追客漏れは「担当者の個人スキル」ではなく「次回アクションが見える化されていない構造」が原因。主担当・副担当・次回タスク・期限が一覧で見えなければ漏れは必ず起きる。

▸ 今やるべきこと

追客は「主担当・副担当・次回アクション・期限」の4点を必須項目にする。週1回、3日以上アクションが空いているリードを自動抽出して全件レビューする。

この現場メモは筆者が現場で実際に経験したエピソードに基づきます。Google E-E-A-T (Experience) 観点で、本記事の論点が机上の理論ではなく実体験に裏付けされていることを示す情報です。

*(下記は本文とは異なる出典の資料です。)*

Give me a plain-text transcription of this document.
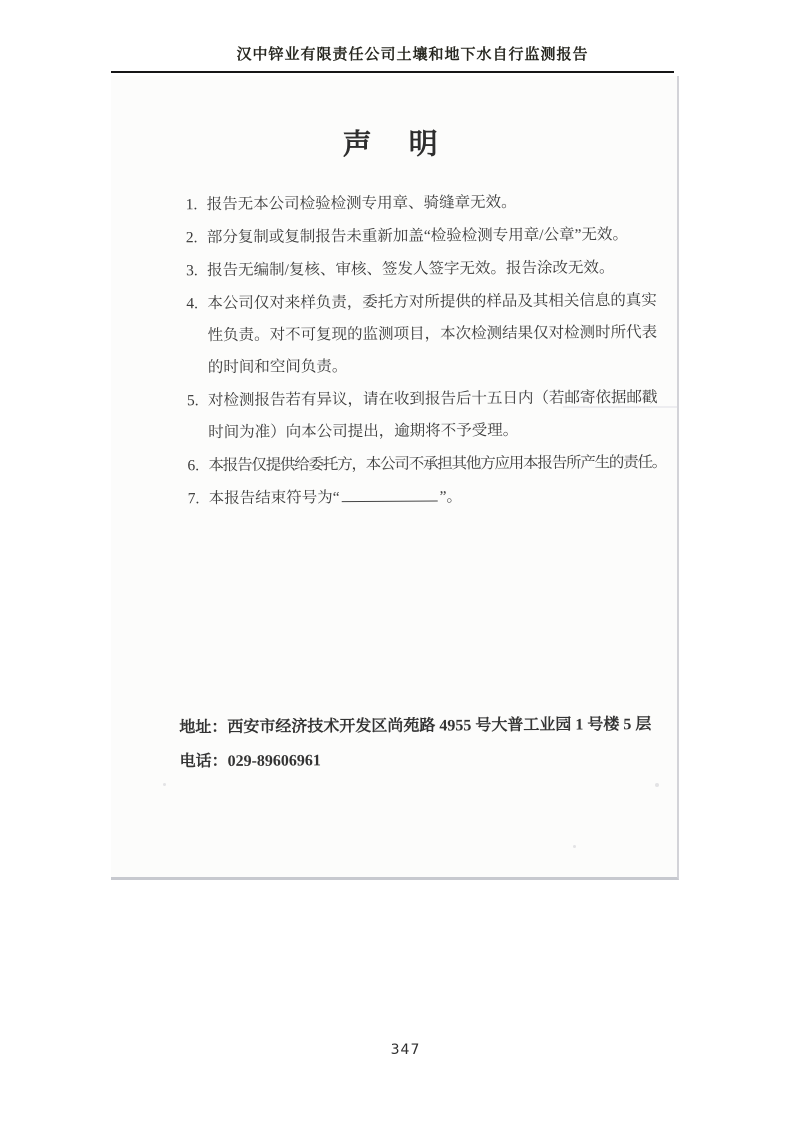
汉中锌业有限责任公司土壤和地下水自行监测报告
声　明
1. 报告无本公司检验检测专用章、骑缝章无效。
2. 部分复制或复制报告未重新加盖“检验检测专用章/公章”无效。
3. 报告无编制/复核、审核、签发人签字无效。报告涂改无效。
4. 本公司仅对来样负责，委托方对所提供的样品及其相关信息的真实
性负责。对不可复现的监测项目，本次检测结果仅对检测时所代表
的时间和空间负责。
5. 对检测报告若有异议，请在收到报告后十五日内（若邮寄依据邮戳
时间为准）向本公司提出，逾期将不予受理。
6. 本报告仅提供给委托方，本公司不承担其他方应用本报告所产生的责任。
7. 本报告结束符号为“	”。
地址：西安市经济技术开发区尚苑路 4955 号大普工业园 1 号楼 5 层
电话：029-89606961
347
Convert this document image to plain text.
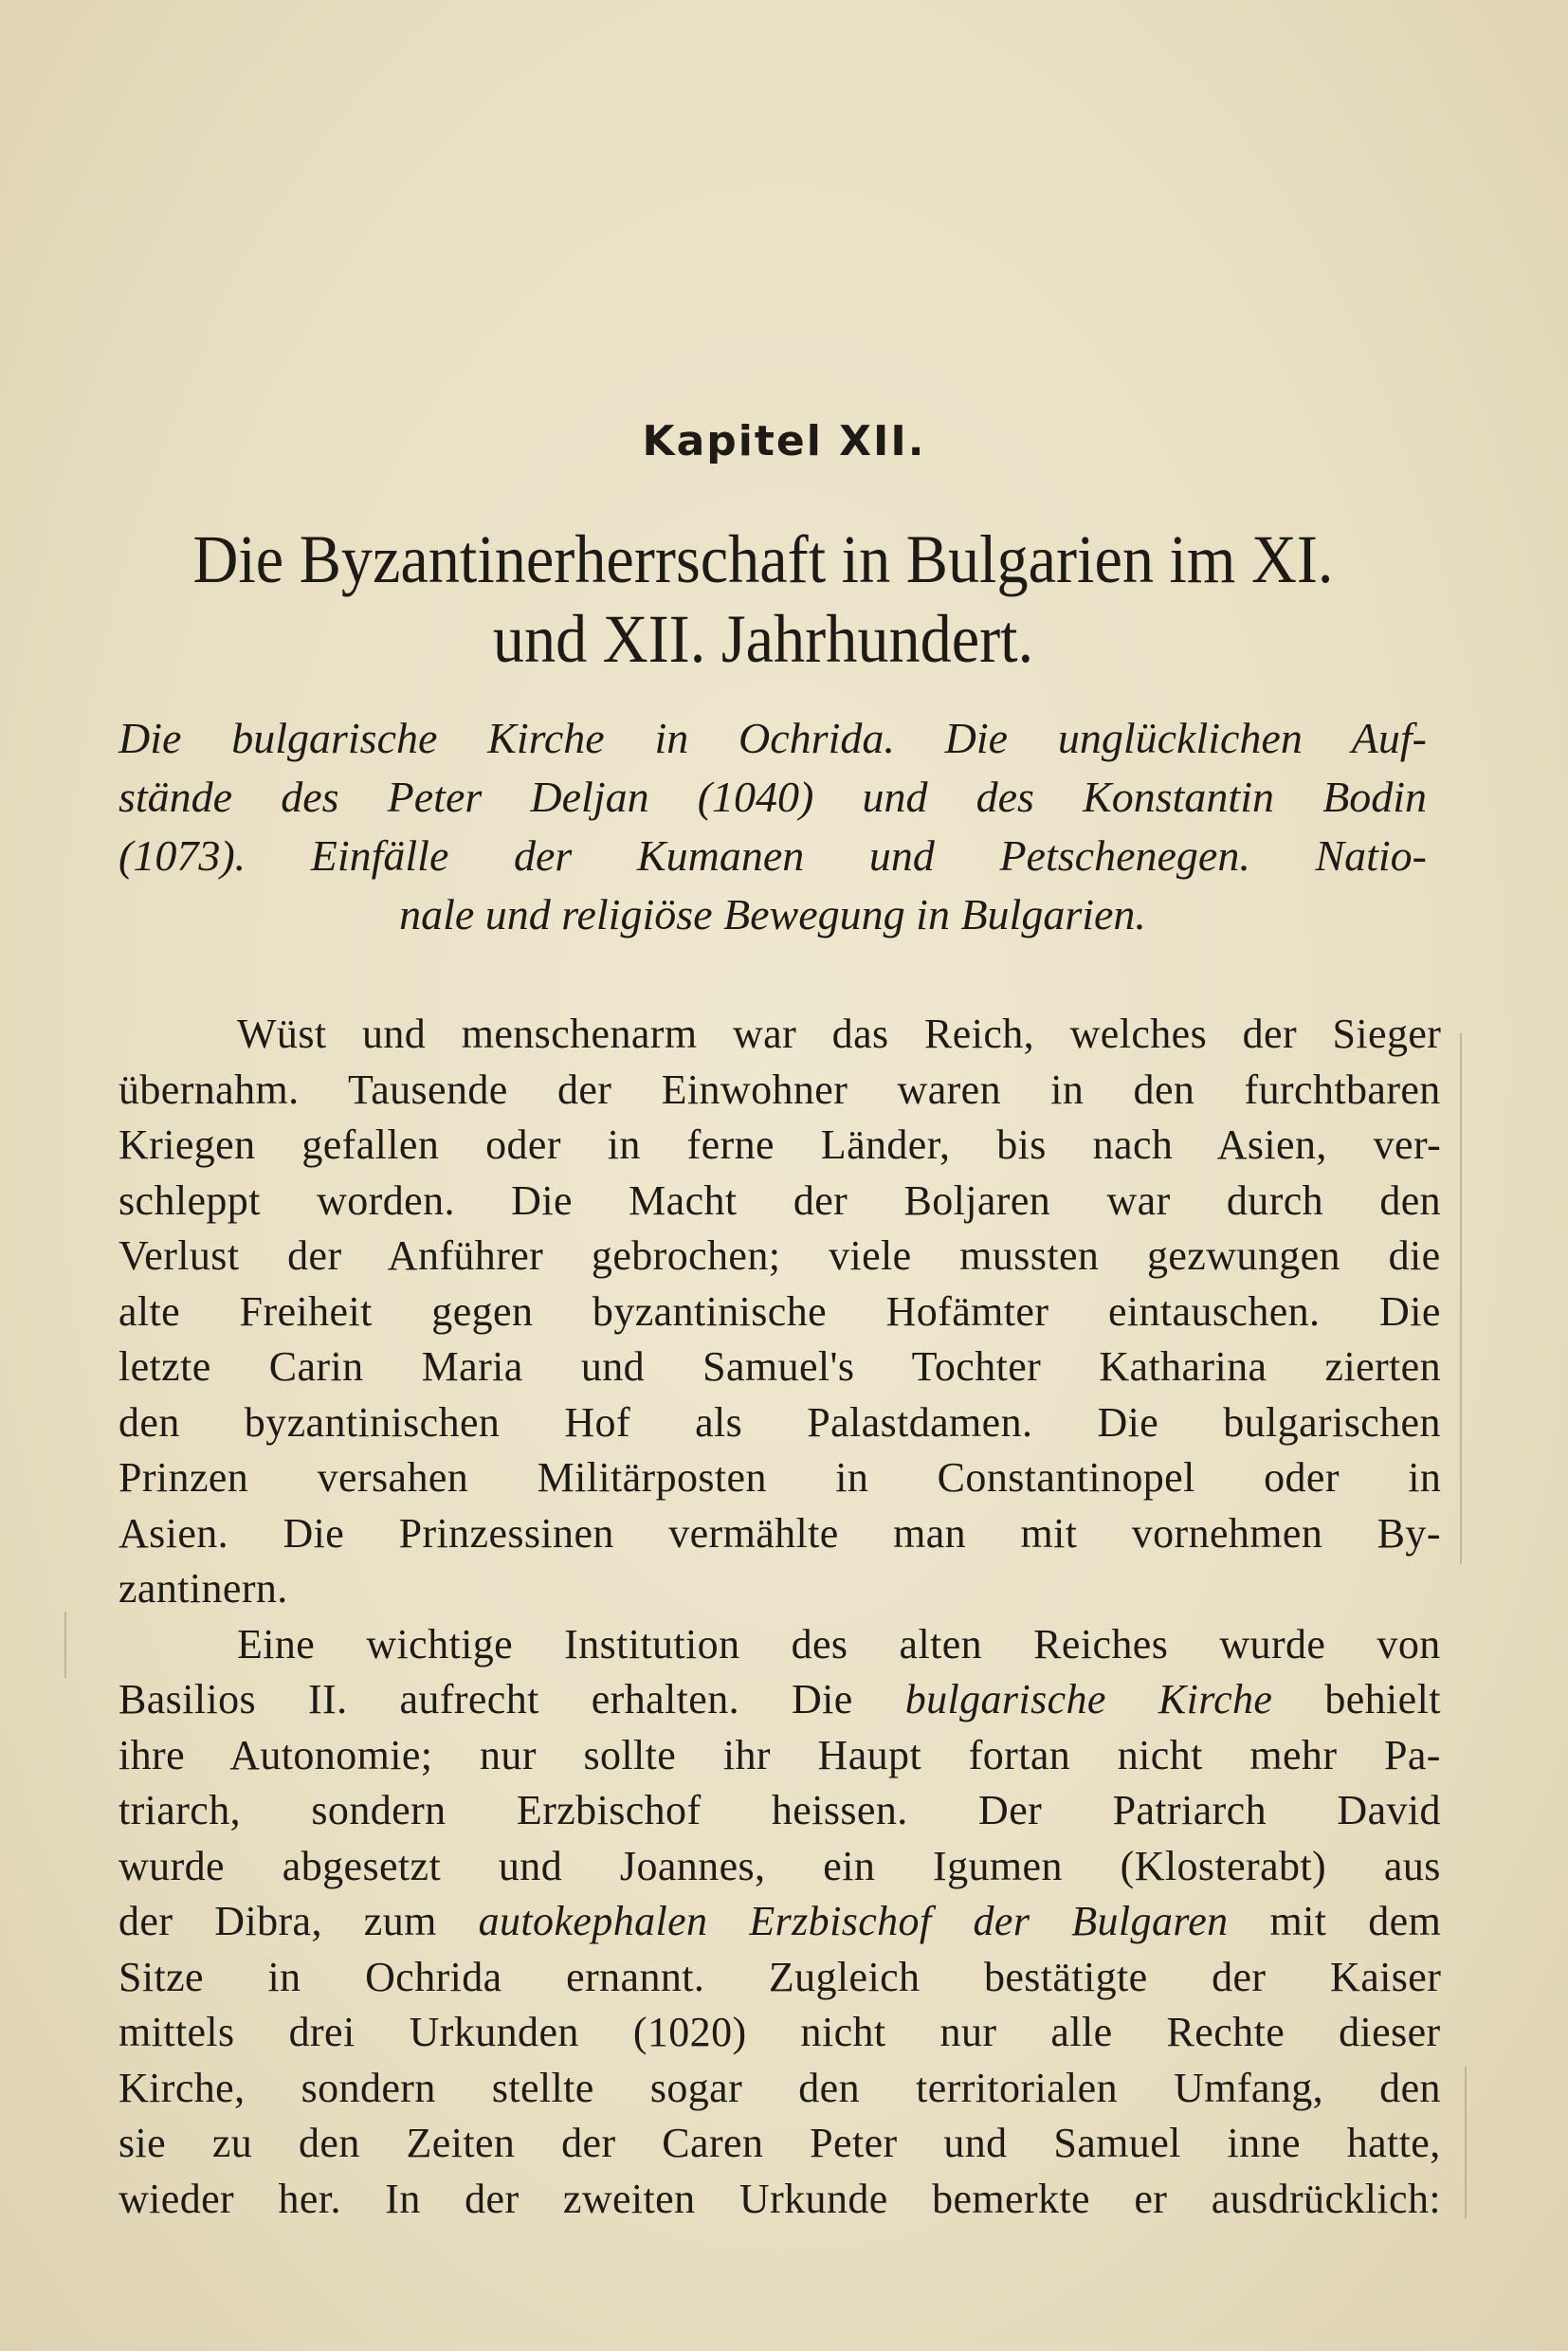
Kapitel XII.
Die Byzantinerherrschaft in Bulgarien im XI.
und XII. Jahrhundert.
Die bulgarische Kirche in Ochrida. Die unglücklichen Auf-
stände des Peter Deljan (1040) und des Konstantin Bodin
(1073). Einfälle der Kumanen und Petschenegen. Natio-
nale und religiöse Bewegung in Bulgarien.
Wüst und menschenarm war das Reich, welches der Sieger
übernahm. Tausende der Einwohner waren in den furchtbaren
Kriegen gefallen oder in ferne Länder, bis nach Asien, ver-
schleppt worden. Die Macht der Boljaren war durch den
Verlust der Anführer gebrochen; viele mussten gezwungen die
alte Freiheit gegen byzantinische Hofämter eintauschen. Die
letzte Carin Maria und Samuel's Tochter Katharina zierten
den byzantinischen Hof als Palastdamen. Die bulgarischen
Prinzen versahen Militärposten in Constantinopel oder in
Asien. Die Prinzessinen vermählte man mit vornehmen By-
zantinern.
Eine wichtige Institution des alten Reiches wurde von
Basilios II. aufrecht erhalten. Die bulgarische Kirche behielt
ihre Autonomie; nur sollte ihr Haupt fortan nicht mehr Pa-
triarch, sondern Erzbischof heissen. Der Patriarch David
wurde abgesetzt und Joannes, ein Igumen (Klosterabt) aus
der Dibra, zum autokephalen Erzbischof der Bulgaren mit dem
Sitze in Ochrida ernannt. Zugleich bestätigte der Kaiser
mittels drei Urkunden (1020) nicht nur alle Rechte dieser
Kirche, sondern stellte sogar den territorialen Umfang, den
sie zu den Zeiten der Caren Peter und Samuel inne hatte,
wieder her. In der zweiten Urkunde bemerkte er ausdrücklich:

同じテーマで深掘りしたい場合や、関連する論点を整理する際にお読みください。

出典・参考資料

本記事の主張は以下の公的機関・業界団体の公表情報をもとにしています。

よくある質問

Q. 不動産業務をデジタル化するメリットは?
不動産業務のデジタル化は、単なるペーパーレス化ではなく、「ミス削減」「スピードアップ」「営業機会増」の 3 つのメリットがあります。例えば「顧客データベース」を導入すれば、営業スタッフが顧客情報を正確に把握でき、提案の質が向上します。同時に、重複営業や対応漏れがなくなり、顧客満足度も向上するのです。
Q. SaaS 導入で費用対効果を出すには?
費用対効果を出すには、導入前に「どの業務が月何時間かかっているか」を把握することが必須です。その上で、SaaS で削減できる工数を測定し、「年間削減額」を算出します。一般的には「初期費用 + 年間使用料」を「年間削減額」で割った「回収年数」が 1 年以内なら、投資価値があります。
Q. 不動産会社の DX 導入で成功する条件は?
DX 成功の条件は「経営層の強いコミットメント」と「現場スタッフの主体的な関与」です。経営層が予算と時間を確保し、現場スタッフが「このツールでどう楽になるか」を主体的に考えるようになれば、3~6 ヶ月で「これなしで仕事はできない」レベルの定着率を達成できます。